Rita Thiele, Chefdramaturgin am Deutschen Schauspielhaus Hamburg, in ihrem Büro. Bild: Jana Mai

Rita Thiele ist eine der bekanntesten deutschsprachigen Dramaturginnen. Was genau macht sie in dieser Funktion im Schauspielhaus Hamburg? Und was haben Elfriede Jelinek, Karin Beier und Claus Peymann damit zu tun?

          8 Min.

          Erster Akt

          Es war der Osterhase. Nein, Gerhard Polt mit seinem legendären Nikolausi-Osterhasi-Sketch kann nichts dafür.

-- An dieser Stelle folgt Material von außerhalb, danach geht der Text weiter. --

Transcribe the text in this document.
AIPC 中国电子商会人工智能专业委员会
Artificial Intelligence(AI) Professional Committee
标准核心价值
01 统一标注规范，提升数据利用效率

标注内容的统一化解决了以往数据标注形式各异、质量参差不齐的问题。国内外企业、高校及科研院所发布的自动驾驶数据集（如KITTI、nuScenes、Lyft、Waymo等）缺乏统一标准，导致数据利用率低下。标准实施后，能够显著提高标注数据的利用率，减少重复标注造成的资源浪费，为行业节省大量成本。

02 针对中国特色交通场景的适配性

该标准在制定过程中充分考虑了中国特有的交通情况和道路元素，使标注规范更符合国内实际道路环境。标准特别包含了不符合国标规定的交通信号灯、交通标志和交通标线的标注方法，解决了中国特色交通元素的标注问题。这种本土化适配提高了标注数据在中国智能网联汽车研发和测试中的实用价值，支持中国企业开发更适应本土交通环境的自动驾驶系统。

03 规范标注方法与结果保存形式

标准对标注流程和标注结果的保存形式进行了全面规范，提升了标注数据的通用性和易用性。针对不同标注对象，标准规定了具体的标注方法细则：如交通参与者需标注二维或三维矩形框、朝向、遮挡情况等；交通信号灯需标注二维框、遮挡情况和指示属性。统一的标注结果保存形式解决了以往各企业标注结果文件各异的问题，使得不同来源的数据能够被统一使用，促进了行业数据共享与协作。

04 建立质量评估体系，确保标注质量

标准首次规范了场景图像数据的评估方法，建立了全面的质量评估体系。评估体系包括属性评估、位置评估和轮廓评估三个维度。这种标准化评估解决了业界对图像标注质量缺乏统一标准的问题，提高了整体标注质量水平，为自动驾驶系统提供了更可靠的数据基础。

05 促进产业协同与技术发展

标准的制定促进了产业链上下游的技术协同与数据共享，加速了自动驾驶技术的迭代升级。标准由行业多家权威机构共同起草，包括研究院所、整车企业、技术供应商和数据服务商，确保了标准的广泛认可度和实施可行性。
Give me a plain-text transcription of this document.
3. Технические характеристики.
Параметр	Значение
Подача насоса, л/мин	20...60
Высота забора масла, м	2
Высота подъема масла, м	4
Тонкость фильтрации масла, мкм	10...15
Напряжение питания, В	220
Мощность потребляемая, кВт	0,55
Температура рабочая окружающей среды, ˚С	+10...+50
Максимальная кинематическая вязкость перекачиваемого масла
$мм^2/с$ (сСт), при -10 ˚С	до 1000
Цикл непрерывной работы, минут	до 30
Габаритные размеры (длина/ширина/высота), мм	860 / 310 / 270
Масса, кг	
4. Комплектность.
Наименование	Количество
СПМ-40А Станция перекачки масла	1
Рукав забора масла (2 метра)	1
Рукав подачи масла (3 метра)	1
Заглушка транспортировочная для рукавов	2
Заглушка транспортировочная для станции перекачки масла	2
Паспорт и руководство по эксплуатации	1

Georg Büchner mit seinem Lustspiel „Leonce und Lena“ war schuld, dass Rita Thiele in einer Theatervorstellung plötzlich laut und unvermutet ausrief: „Der Osterhase!“ In diesem Stück taucht der zwar nicht auf, doch als König Peter vom Reiche Popo in Jürgen Flimms Inszenierung aus dem Jahr 1981 auftrat und zu sprechen begann, erkannte sie die Stimme als diejenige aus einem der Hörspiele des WDR, die ihr Vater mit dem Tonband aufgenommen und seinen Kindern zur Ablenkung vorgespielt hatte, wenn sie krank waren. Nun fiel ihr das in einem Zelt am Prager Platz in Köln wieder ein, dem Ausweichquartier des Schauspielhauses, das gerade wegen Asbestsanierung geschlossen war.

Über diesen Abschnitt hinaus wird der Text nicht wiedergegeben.